Of course if too many people do it they’ll change the slot and make the wiring harness an incomprehensible mess. One wire now controls your left rear audio channel, rolls down all your windows, and deploys caltrops if the police are behind you. If you wire things incorrectly it locks you in and sets the car on fire.
Don’t want to sound like a corporate shill, but this sounds necessary for handsfree functions. To read an incoming text read aloud, there would have to be a copy stored. If one was paranoid, they could just avoid pairing their phone.

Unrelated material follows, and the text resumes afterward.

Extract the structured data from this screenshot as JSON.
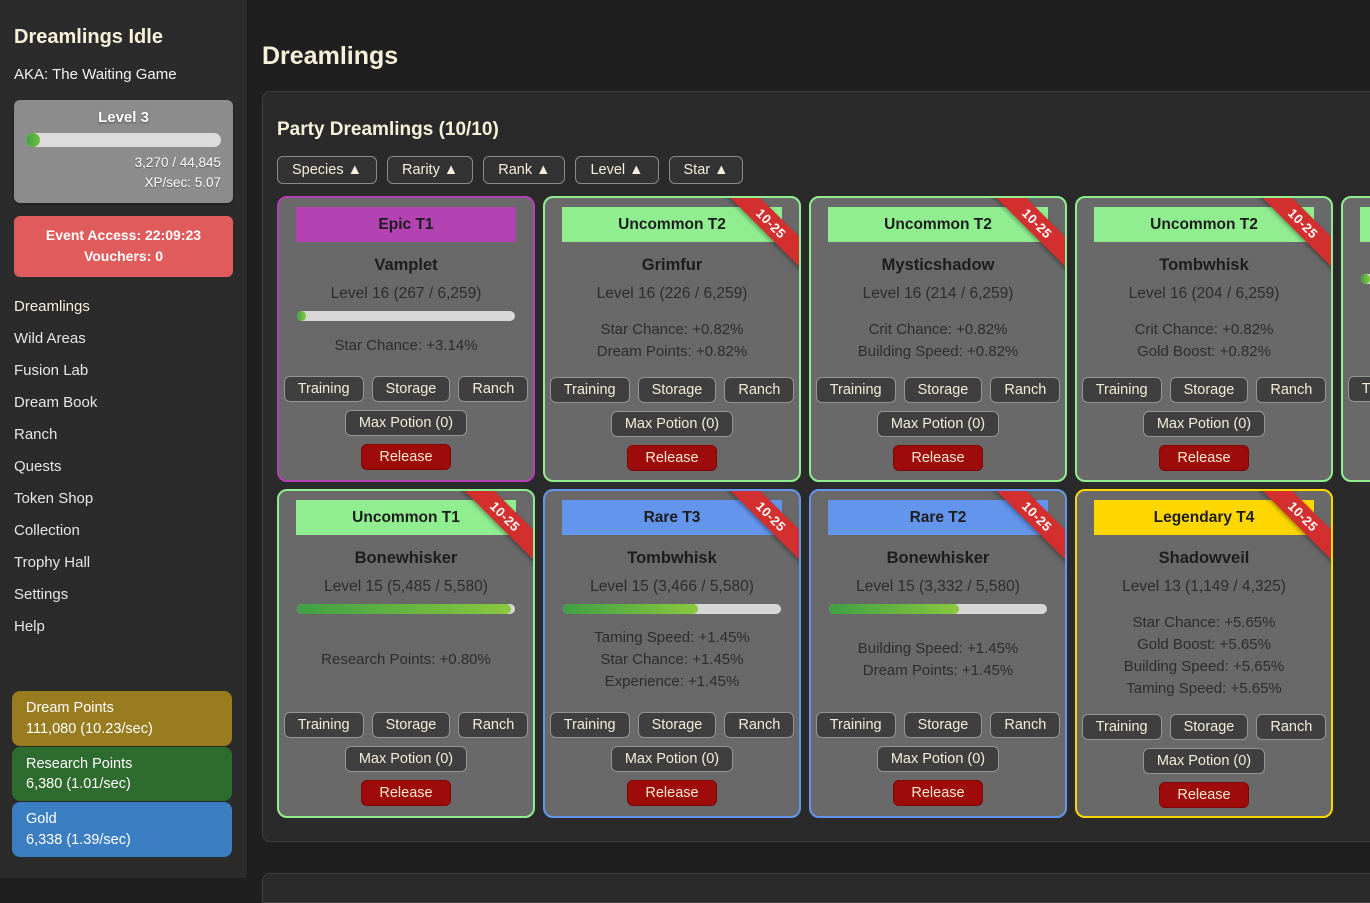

Washington Privacy Act (WPA).
Plaintiffs’ operative complaint alleged that their vehicles’ infotainment systems download and permanently store all text messages and call logs from Plaintiffs’ cellphones without their consent.
[…]
The district court properly dismissed Plaintiffs’ claim for failure to satisfy the WPA’s statutory injury requirement. See WASH. REV. CODE § 9.73.060. To succeed at the pleading stage of a WPA claim, a plaintiff must allege an injury to “his or her business, his or her person, or his or her reputation.” Id. Contrary to Plaintiffs’ argument, a bare violation of the WPA is insufficient to satisfy the statutory injury requirement.
Brb, gonna wiretap the judge’s house. It’s not a crime as long as I don’t act on the information I hear so there is no injury.
Land of the free and privacy! The constitution and façade of good country presented through media just means they game optics to leech everyone, no matter citizens or the entire world.